Telle est la leçon que nous devons en tirer :
Si nous voulons dûment comprendre le sens de la Fête du Sacrifice, nous devons d’abord Lui manifester la loyauté qu’Il attend de nous.
Dans le cas contraire, le sacrifice que nous ferons n’ira pas au-delà d’une simple tradition religieuse et sociale.
Ecoutons de la part des soufis certains de nos biens précieux que nous devons sacrifier avant même le sacrifice de la fête, pour que notre fête soit vraiment une fête :
Le sacrifice des biens :
L’homme est à même de dépenser facilement tous ses biens pour sa propre personne ou pour un membre de sa famille mais quand il s’agit de le faire pour un autre il en dépense au proportionnellement à l’amour qu’il éprouve pour lui et enfin lorsque c’est le cas d’une personne qui lui est étrangère, il ne dépense pas ou peu.
Le noble compagnon Aboubakr r.a., qui fut le plus grand exemple en termes de générosité après les Prophètes, sacrifia tous ses biens pour Allah et Son messager r.
Omar r.a., en revanche, fit don de la moitié de sa richesse.
Le Prophète (pbsl) n’accepta pas un tel sacrifice de la part d’un autre compagnon ; pour les autres, il a établi un plafond à savoir les 1/3 de leur richesse et pas plus.
N’abordons même pas le sujet de se rapprocher des compagnons ; nous, faibles musulmans, si nous parvenons à donner les 1/40 de nos biens comme zakat, nous serons par défaut classés parmi les serviteurs pieux.
Et pourtant bien que le taux de la Zakat soit minime et prélevée sur l’excédent des biens qu’on s’en acquitte un an après peu de Musulmans la donnent de bon gré.
L’imam Rabbani g décrit ainsi la situation de tels serviteurs :
“ Notre sujet ne concerne pas la prétendue foi d’une personne qui ne peut délaisser le monde même par défaut (en donnant la zakat et suivant les règles de la charia). Sa prétendue foi ne lui sera en effet d’aucune utilité au Jour Dernier.”[5]
Le sacrifice de l’âme :
Tout comme il est difficile de dépenser de ses biens dans le sentier de Dieu, il est encore plus difficile de Lui sacrifier son âme. Aller au front pour la religion et la patrie chaque fois que cela est nécessaire n’est pas l’apanage de tout homme.
C’est pour cela que ceux qui sacrifient leur vie en allant au front n’ont pas les mêmes récompenses que ceux qui sacrifient leurs biens. C’est ainsi que celui qui fait don du pain d’orge dans ce monde aura du pain de blé dans l’autre monde. Quant à celui qui sacrifie sa vie pour Dieu, il sera rétribué par la vie éternelle.

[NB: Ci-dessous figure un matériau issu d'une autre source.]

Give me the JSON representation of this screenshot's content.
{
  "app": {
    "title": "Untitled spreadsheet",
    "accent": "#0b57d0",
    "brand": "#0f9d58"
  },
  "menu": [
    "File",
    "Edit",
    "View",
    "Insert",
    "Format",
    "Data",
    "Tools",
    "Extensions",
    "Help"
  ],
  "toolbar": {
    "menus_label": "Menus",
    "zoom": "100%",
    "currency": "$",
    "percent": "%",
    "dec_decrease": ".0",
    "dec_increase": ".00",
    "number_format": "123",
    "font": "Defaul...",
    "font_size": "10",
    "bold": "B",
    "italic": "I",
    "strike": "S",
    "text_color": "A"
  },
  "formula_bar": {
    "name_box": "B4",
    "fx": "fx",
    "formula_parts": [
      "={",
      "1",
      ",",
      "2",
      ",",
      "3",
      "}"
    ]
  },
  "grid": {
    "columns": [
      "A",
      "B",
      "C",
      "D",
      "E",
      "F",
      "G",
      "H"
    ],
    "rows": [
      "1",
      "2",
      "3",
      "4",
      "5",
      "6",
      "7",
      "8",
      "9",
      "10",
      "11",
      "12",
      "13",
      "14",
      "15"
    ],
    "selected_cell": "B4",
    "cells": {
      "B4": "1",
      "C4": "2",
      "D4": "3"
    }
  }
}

Pendant que le premier reçoit sa récompense de derrière la porte, le second, quant à lui, se voit offrir des grâces spéciales dans la propriété privée du Sultan sans même attendre le jugement apocalyptique.
Ce verset coranique nous l’indique :
“ Ne pense pas que ceux qui ont été tués dans le sentier d’Allah, soient morts. Au contraire, ils sont vivants, auprès de leur Seigneur, bien pourvus.”[6]
Le Saint Mawlânâ rh.a. exprime ainsi le privilège de ceux qui sacrifient leur vie dans le sentier divin :
“Cela surtout pour le prodigue qui a librement dépensé sa vie et offert sa gorge en sacrifice au Créateur.
Il offre sa gorge comme Ismaël A.S. : le couteau ne peut rien faire contre elle.
Pour cette raison donc les martyrs vivent dans la joie, ne regarde pas comme les infidèles le corps seul.
Puisque Dieu leur a donné en retour l’esprit de l’éternité- un esprit libre de chagrin, de peine, de souffrance.”[7]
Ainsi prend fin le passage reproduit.